The studies that have been done on this show that when it comes to printed material, such as a book, serif fonts tend to be more readable than sans serif. Nobody has a definite explanation for this, but the studies show that for long passages of text, all else being equal, sans serifs are less comfortable to read.

Part of this is “glare,” the uncomfortable feeling you get when your eyes have to look at deep black against stark white. Office furniture makers mostly avoid black desktops for the same reason: white paper against a black background is hard on the eyes. Sans serif fonts, with their overall thicker strokes, present more contrast that serif fonts. When designers use sans serif type for anything other than headlines, they tend to use very lightweight fonts or use a lighter color ink than black, or both.

Sans vs Serif

It may also be that we are more used to serif type; almost all books have been printed with serif typefaces since type was invented. Even the ancient Romans put serifs on the lettering they carved into monuments.

How to Pick a Font

It may seem like an odd thing for a designer to say, but when you select a font for your resume, letters to clients, contract documents, proposals or presentations, choose something that nobody will notice. Now, before you decide I’ve completely lost it, there is a very good reason for that: you want people to notice what you are saying, not what you are saying it with.

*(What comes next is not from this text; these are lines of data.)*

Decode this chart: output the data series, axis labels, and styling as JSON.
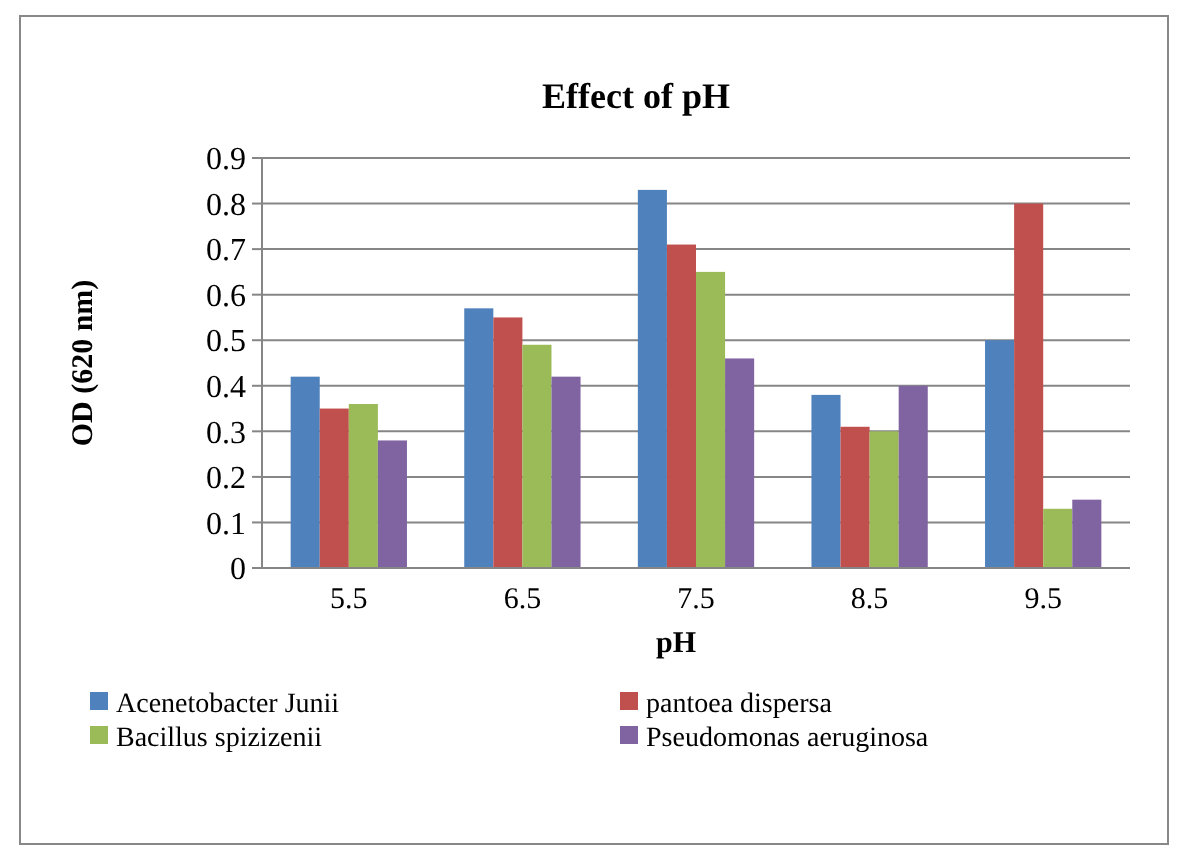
{
  "chart_data": {
    "type": "bar",
    "title": "Effect of pH",
    "xlabel": "pH",
    "ylabel": "OD (620 nm)",
    "categories": [
      "5.5",
      "6.5",
      "7.5",
      "8.5",
      "9.5"
    ],
    "series": [
      {
        "name": "Acenetobacter Junii",
        "color": "#4f81bd",
        "values": [
          0.42,
          0.57,
          0.83,
          0.38,
          0.5
        ]
      },
      {
        "name": "pantoea dispersa",
        "color": "#c0504d",
        "values": [
          0.35,
          0.55,
          0.71,
          0.31,
          0.8
        ]
      },
      {
        "name": "Bacillus spizizenii",
        "color": "#9bbb59",
        "values": [
          0.36,
          0.49,
          0.65,
          0.3,
          0.13
        ]
      },
      {
        "name": "Pseudomonas aeruginosa",
        "color": "#8064a2",
        "values": [
          0.28,
          0.42,
          0.46,
          0.4,
          0.15
        ]
      }
    ],
    "ylim": [
      0,
      0.9
    ],
    "yticks": [
      0,
      0.1,
      0.2,
      0.3,
      0.4,
      0.5,
      0.6,
      0.7,
      0.8,
      0.9
    ],
    "grid": "y",
    "legend": "bottom"
  }
}
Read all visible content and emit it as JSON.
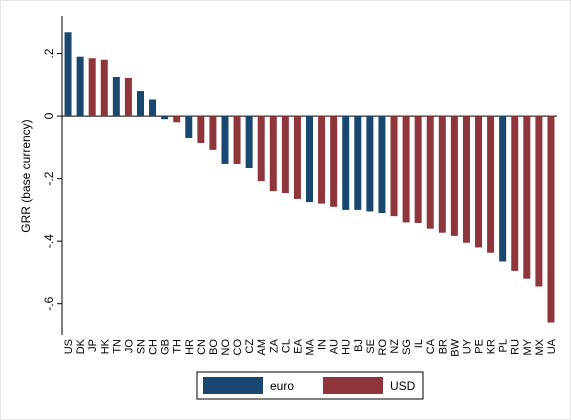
{
  "chart_data": {
    "type": "bar",
    "y_label": "GRR (base currency)",
    "categories": [
      "US",
      "DK",
      "JP",
      "HK",
      "TN",
      "JO",
      "SN",
      "CH",
      "GB",
      "TH",
      "HR",
      "CN",
      "BO",
      "NO",
      "CO",
      "CZ",
      "AM",
      "ZA",
      "CL",
      "EA",
      "MA",
      "IN",
      "AU",
      "HU",
      "BJ",
      "SE",
      "RO",
      "NZ",
      "SG",
      "IL",
      "CA",
      "BR",
      "BW",
      "UY",
      "PE",
      "KR",
      "PL",
      "RU",
      "MY",
      "MX",
      "UA"
    ],
    "series": [
      {
        "name": "euro",
        "color": "#1a476f",
        "values": [
          0.268,
          0.19,
          null,
          null,
          0.125,
          null,
          0.08,
          0.053,
          -0.01,
          null,
          -0.07,
          null,
          null,
          -0.153,
          null,
          -0.166,
          null,
          null,
          null,
          null,
          -0.275,
          null,
          null,
          -0.3,
          -0.3,
          -0.305,
          -0.31,
          null,
          null,
          null,
          null,
          null,
          null,
          null,
          null,
          null,
          -0.465,
          null,
          null,
          null,
          null
        ]
      },
      {
        "name": "USD",
        "color": "#90353b",
        "values": [
          null,
          null,
          0.185,
          0.18,
          null,
          0.122,
          null,
          null,
          null,
          -0.02,
          null,
          -0.086,
          -0.108,
          null,
          -0.153,
          null,
          -0.208,
          -0.24,
          -0.246,
          -0.265,
          null,
          -0.28,
          -0.29,
          null,
          null,
          null,
          null,
          -0.32,
          -0.34,
          -0.342,
          -0.36,
          -0.373,
          -0.383,
          -0.405,
          -0.42,
          -0.437,
          null,
          -0.495,
          -0.52,
          -0.545,
          -0.66
        ]
      }
    ],
    "ylim": [
      -0.7,
      0.32
    ],
    "yticks": [
      {
        "value": 0.2,
        "label": ".2"
      },
      0,
      {
        "value": -0.2,
        "label": "-.2"
      },
      {
        "value": -0.4,
        "label": "-.4"
      },
      {
        "value": -0.6,
        "label": "-.6"
      }
    ],
    "legend": "bottom"
  }
}
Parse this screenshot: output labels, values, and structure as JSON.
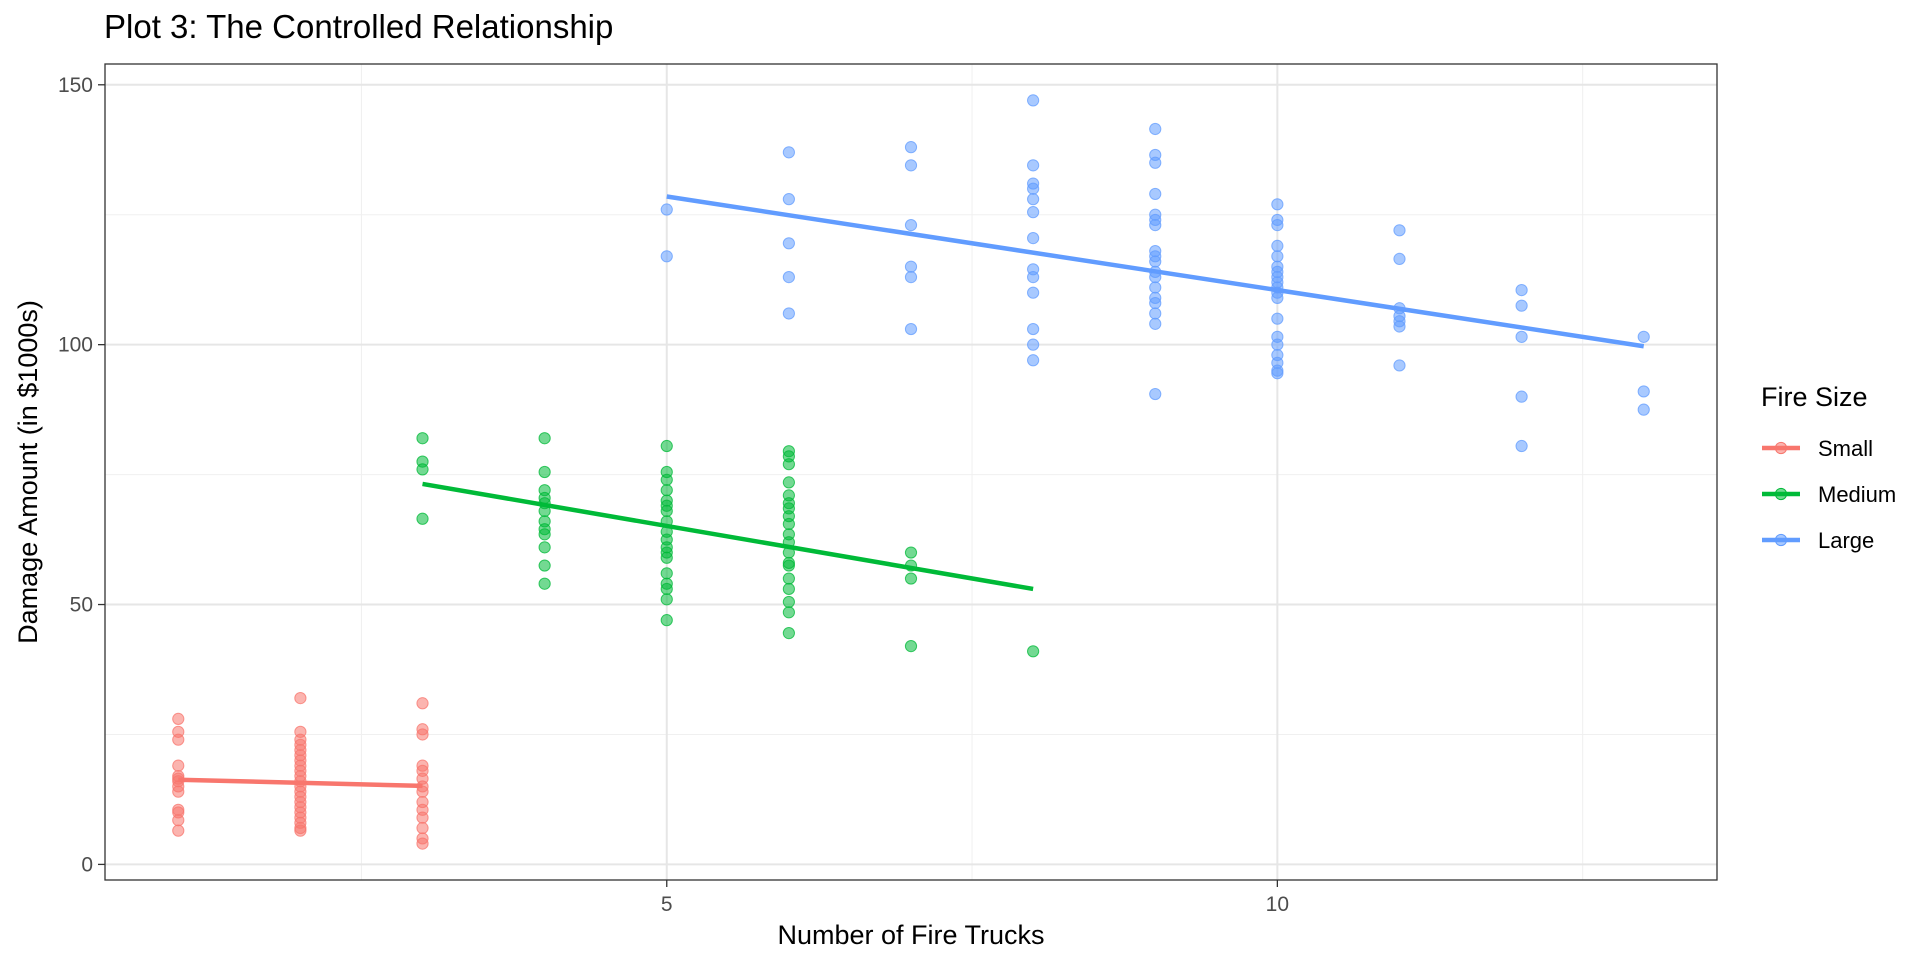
{
  "chart_data": {
    "type": "scatter",
    "title": "Plot 3: The Controlled Relationship",
    "xlabel": "Number of Fire Trucks",
    "ylabel": "Damage Amount (in $1000s)",
    "xlim": [
      0.4,
      13.6
    ],
    "ylim": [
      -3,
      154
    ],
    "x_ticks": [
      5,
      10
    ],
    "y_ticks": [
      0,
      50,
      100,
      150
    ],
    "grid": true,
    "legend": {
      "title": "Fire Size",
      "position": "right"
    },
    "series": [
      {
        "name": "Small",
        "color": "#F8766D",
        "points": [
          [
            1,
            28
          ],
          [
            1,
            25.5
          ],
          [
            1,
            24
          ],
          [
            1,
            19
          ],
          [
            1,
            17
          ],
          [
            1,
            16.5
          ],
          [
            1,
            16
          ],
          [
            1,
            15
          ],
          [
            1,
            14
          ],
          [
            1,
            10.5
          ],
          [
            1,
            10
          ],
          [
            1,
            8.5
          ],
          [
            1,
            6.5
          ],
          [
            2,
            32
          ],
          [
            2,
            25.5
          ],
          [
            2,
            24
          ],
          [
            2,
            23
          ],
          [
            2,
            22
          ],
          [
            2,
            21
          ],
          [
            2,
            20
          ],
          [
            2,
            19
          ],
          [
            2,
            18
          ],
          [
            2,
            17
          ],
          [
            2,
            16
          ],
          [
            2,
            15
          ],
          [
            2,
            14
          ],
          [
            2,
            13
          ],
          [
            2,
            12
          ],
          [
            2,
            11
          ],
          [
            2,
            10
          ],
          [
            2,
            9
          ],
          [
            2,
            8
          ],
          [
            2,
            7
          ],
          [
            2,
            6.5
          ],
          [
            3,
            31
          ],
          [
            3,
            26
          ],
          [
            3,
            25
          ],
          [
            3,
            19
          ],
          [
            3,
            18
          ],
          [
            3,
            16.5
          ],
          [
            3,
            15
          ],
          [
            3,
            14
          ],
          [
            3,
            12
          ],
          [
            3,
            10.5
          ],
          [
            3,
            9
          ],
          [
            3,
            7
          ],
          [
            3,
            5
          ],
          [
            3,
            4
          ]
        ],
        "fit": [
          [
            1,
            16.3
          ],
          [
            3,
            15.1
          ]
        ]
      },
      {
        "name": "Medium",
        "color": "#00BA38",
        "points": [
          [
            3,
            82
          ],
          [
            3,
            77.5
          ],
          [
            3,
            76
          ],
          [
            3,
            66.5
          ],
          [
            4,
            82
          ],
          [
            4,
            75.5
          ],
          [
            4,
            72
          ],
          [
            4,
            70.5
          ],
          [
            4,
            69.5
          ],
          [
            4,
            68
          ],
          [
            4,
            66
          ],
          [
            4,
            64.5
          ],
          [
            4,
            63.5
          ],
          [
            4,
            61
          ],
          [
            4,
            57.5
          ],
          [
            4,
            54
          ],
          [
            5,
            80.5
          ],
          [
            5,
            75.5
          ],
          [
            5,
            74
          ],
          [
            5,
            72
          ],
          [
            5,
            70
          ],
          [
            5,
            69
          ],
          [
            5,
            68
          ],
          [
            5,
            66
          ],
          [
            5,
            64
          ],
          [
            5,
            62.5
          ],
          [
            5,
            61
          ],
          [
            5,
            60
          ],
          [
            5,
            59
          ],
          [
            5,
            56
          ],
          [
            5,
            54
          ],
          [
            5,
            53
          ],
          [
            5,
            51
          ],
          [
            5,
            47
          ],
          [
            6,
            79.5
          ],
          [
            6,
            78.5
          ],
          [
            6,
            77
          ],
          [
            6,
            73.5
          ],
          [
            6,
            71
          ],
          [
            6,
            69.5
          ],
          [
            6,
            68.5
          ],
          [
            6,
            67
          ],
          [
            6,
            65.5
          ],
          [
            6,
            63.5
          ],
          [
            6,
            62
          ],
          [
            6,
            60
          ],
          [
            6,
            58
          ],
          [
            6,
            57.5
          ],
          [
            6,
            55
          ],
          [
            6,
            53
          ],
          [
            6,
            50.5
          ],
          [
            6,
            48.5
          ],
          [
            6,
            44.5
          ],
          [
            7,
            60
          ],
          [
            7,
            57.5
          ],
          [
            7,
            55
          ],
          [
            7,
            42
          ],
          [
            8,
            41
          ]
        ],
        "fit": [
          [
            3,
            73.2
          ],
          [
            8,
            53
          ]
        ]
      },
      {
        "name": "Large",
        "color": "#619CFF",
        "points": [
          [
            5,
            126
          ],
          [
            5,
            117
          ],
          [
            6,
            137
          ],
          [
            6,
            128
          ],
          [
            6,
            119.5
          ],
          [
            6,
            113
          ],
          [
            6,
            106
          ],
          [
            7,
            138
          ],
          [
            7,
            134.5
          ],
          [
            7,
            123
          ],
          [
            7,
            115
          ],
          [
            7,
            113
          ],
          [
            7,
            103
          ],
          [
            8,
            147
          ],
          [
            8,
            134.5
          ],
          [
            8,
            131
          ],
          [
            8,
            130
          ],
          [
            8,
            128
          ],
          [
            8,
            125.5
          ],
          [
            8,
            120.5
          ],
          [
            8,
            114.5
          ],
          [
            8,
            113
          ],
          [
            8,
            110
          ],
          [
            8,
            103
          ],
          [
            8,
            100
          ],
          [
            8,
            97
          ],
          [
            9,
            141.5
          ],
          [
            9,
            136.5
          ],
          [
            9,
            135
          ],
          [
            9,
            129
          ],
          [
            9,
            125
          ],
          [
            9,
            124
          ],
          [
            9,
            123
          ],
          [
            9,
            118
          ],
          [
            9,
            117
          ],
          [
            9,
            116
          ],
          [
            9,
            114
          ],
          [
            9,
            113
          ],
          [
            9,
            111
          ],
          [
            9,
            109
          ],
          [
            9,
            108
          ],
          [
            9,
            106
          ],
          [
            9,
            104
          ],
          [
            9,
            90.5
          ],
          [
            10,
            127
          ],
          [
            10,
            124
          ],
          [
            10,
            123
          ],
          [
            10,
            119
          ],
          [
            10,
            117
          ],
          [
            10,
            115
          ],
          [
            10,
            114
          ],
          [
            10,
            113
          ],
          [
            10,
            112
          ],
          [
            10,
            111
          ],
          [
            10,
            110
          ],
          [
            10,
            109
          ],
          [
            10,
            105
          ],
          [
            10,
            101.5
          ],
          [
            10,
            100
          ],
          [
            10,
            98
          ],
          [
            10,
            96.5
          ],
          [
            10,
            95
          ],
          [
            10,
            94.5
          ],
          [
            11,
            122
          ],
          [
            11,
            116.5
          ],
          [
            11,
            107
          ],
          [
            11,
            105.5
          ],
          [
            11,
            104.5
          ],
          [
            11,
            103.5
          ],
          [
            11,
            96
          ],
          [
            12,
            110.5
          ],
          [
            12,
            107.5
          ],
          [
            12,
            101.5
          ],
          [
            12,
            90
          ],
          [
            12,
            80.5
          ],
          [
            13,
            101.5
          ],
          [
            13,
            91
          ],
          [
            13,
            87.5
          ]
        ],
        "fit": [
          [
            5,
            128.5
          ],
          [
            13,
            99.7
          ]
        ]
      }
    ]
  }
}
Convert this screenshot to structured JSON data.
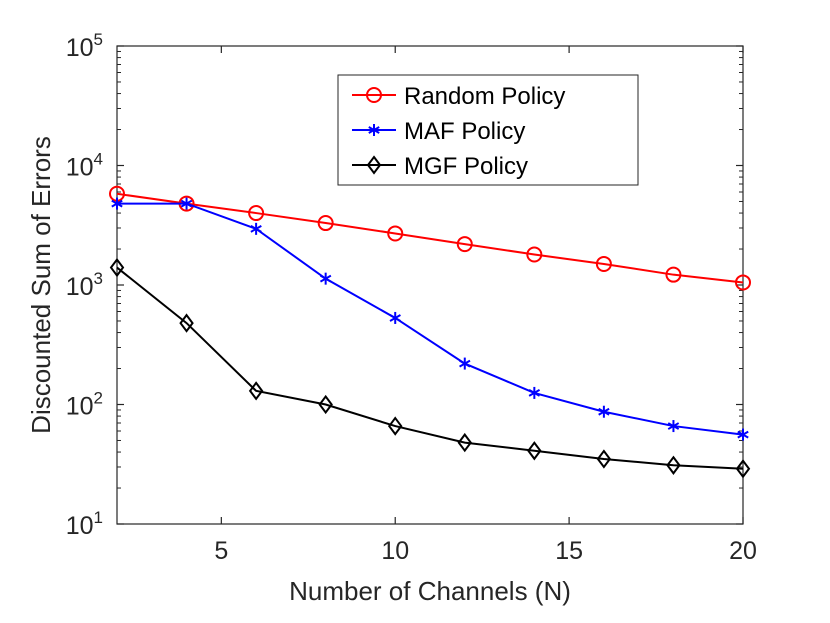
{
  "chart_data": {
    "type": "line",
    "yscale": "log",
    "xlabel": "Number of Channels (N)",
    "ylabel": "Discounted Sum of Errors",
    "xlim": [
      2,
      20
    ],
    "ylim": [
      10,
      100000
    ],
    "xticks": [
      5,
      10,
      15,
      20
    ],
    "yticks": [
      {
        "value": 10,
        "base": "10",
        "exp": "1"
      },
      {
        "value": 100,
        "base": "10",
        "exp": "2"
      },
      {
        "value": 1000,
        "base": "10",
        "exp": "3"
      },
      {
        "value": 10000,
        "base": "10",
        "exp": "4"
      },
      {
        "value": 100000,
        "base": "10",
        "exp": "5"
      }
    ],
    "legend_position": "top-right",
    "x": [
      2,
      4,
      6,
      8,
      10,
      12,
      14,
      16,
      18,
      20
    ],
    "series": [
      {
        "name": "Random Policy",
        "color": "#ff0000",
        "marker": "circle",
        "values": [
          5800,
          4800,
          4000,
          3300,
          2700,
          2200,
          1800,
          1500,
          1220,
          1050
        ]
      },
      {
        "name": "MAF Policy",
        "color": "#0000ff",
        "marker": "asterisk",
        "values": [
          4800,
          4800,
          2950,
          1130,
          530,
          220,
          125,
          87,
          66,
          56
        ]
      },
      {
        "name": "MGF Policy",
        "color": "#000000",
        "marker": "diamond",
        "values": [
          1400,
          480,
          130,
          100,
          66,
          48,
          41,
          35,
          31,
          29
        ]
      }
    ]
  }
}
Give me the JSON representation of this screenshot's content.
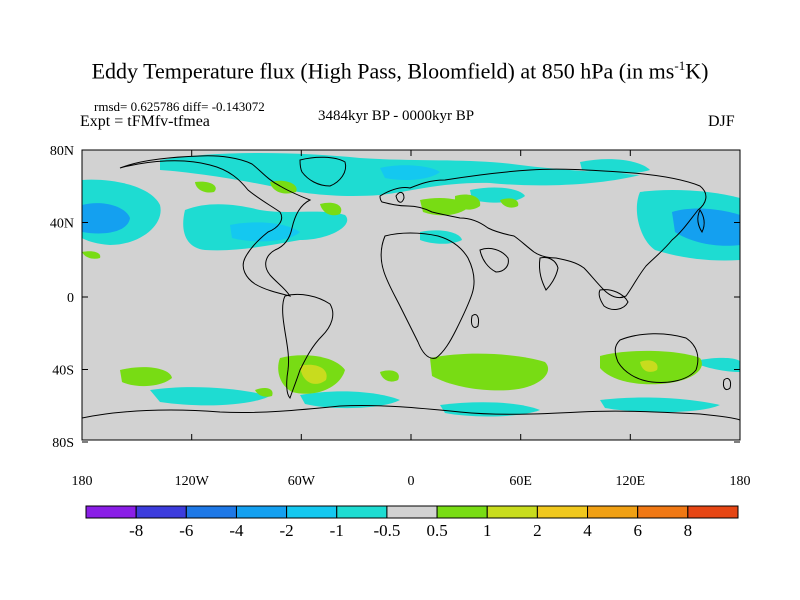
{
  "title": {
    "main": "Eddy Temperature flux (High Pass, Bloomfield) at 850 hPa (in ms",
    "sup": "-1",
    "tail": "K)"
  },
  "stats": "rmsd= 0.625786 diff= -0.143072",
  "experiment": "Expt = tFMfv-tfmea",
  "period": "3484kyr BP - 0000kyr BP",
  "season": "DJF",
  "lat_ticks": [
    "80N",
    "40N",
    "0",
    "40S",
    "80S"
  ],
  "lon_ticks": [
    "180",
    "120W",
    "60W",
    "0",
    "60E",
    "120E",
    "180"
  ],
  "colorbar": {
    "colors": [
      "#8a1ee6",
      "#3c3cdc",
      "#1e78e6",
      "#14a0f0",
      "#14c8f0",
      "#1edcd2",
      "#d2d2d2",
      "#78dc14",
      "#c8dc1e",
      "#f0c81e",
      "#f0a014",
      "#f07814",
      "#e64614"
    ],
    "labels": [
      "-8",
      "-6",
      "-4",
      "-2",
      "-1",
      "-0.5",
      "0.5",
      "1",
      "2",
      "4",
      "6",
      "8"
    ]
  },
  "map_colors": {
    "background": "#d2d2d2",
    "coastline": "#000000"
  }
}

Avoid fonts with unusual or decorative letter shapes, always. They may be fine for invitations or announcements about the office party, but the fancier a font is, the harder it is to read. Never, ever use a script font for letters, emails or memos. They don’t look elegant; they look pretentious or prissy, or both.

Look at the company name and logo at the top of your stationery. If you can identify the font, and it’s something ordinary, use it for headings in your office documents. You can also use it in your letters if it’s a serif font. If you don’t know, and you’ve nobody who can tell you because the original designer is long gone, there’s website called “What the Font!” (www.whatthefont.com) that may help.

For Creative Tips readers ONLY, you can also send me your company’s logo and I’ll make some suggestions. (Hint: If you’re reading this, that makes you a Creative Tips reader!)

What About Emails?

So far, we’ve been talking about how your text looks on paper, but what happens when you send an email, or any electronic document designed to be viewed on a computer screen? The rules are reversed, for a simple but important reason.

Letters, numbers and anything else you see on your computer screen are built using fixed dots, called pixels. The word pixel was originally “picture element” until the backroom boys at IBM decided that was too much of a mouthful. The problem with pixels is that, compared with the tiny 600-to-the-inch dots that a laser printer lays down, pixels are huge. Fonts with fine details like some serif fonts, or subtle differences in stroke width, get butchered when they display on a computer screen at 96 pixels or so per inch. These details get lost, or, worse, become indistinct smudges. Some people compensate by using larger letters, but that just looks as if you’re shouting, doesn’t it? It isn’t going to make you look professional.

Georgia, Verdana, Lucida Sans, Arial and the recent Calibri font that ships with modern versions of Windows and Microsoft Office are all designed to be viewed on screen. One of the more elegant screen fonts was created specifically for the early Macs. None of these look wonderful on paper, but for readability on screen they’re terrific.

5 thoughts on “Which Font Should I Use?

  1. Thank you very much, the article has been very useful for my practice of graphic design studies

  2. Thanks, Alan. Very useful info. I’ve been dealing with fonts and making decisions about fonts for a lifetime but never read or learned anything about the subject. Just winging it. Now I know why I made some of the decisions I made. And I’ll be more alert about it in the future.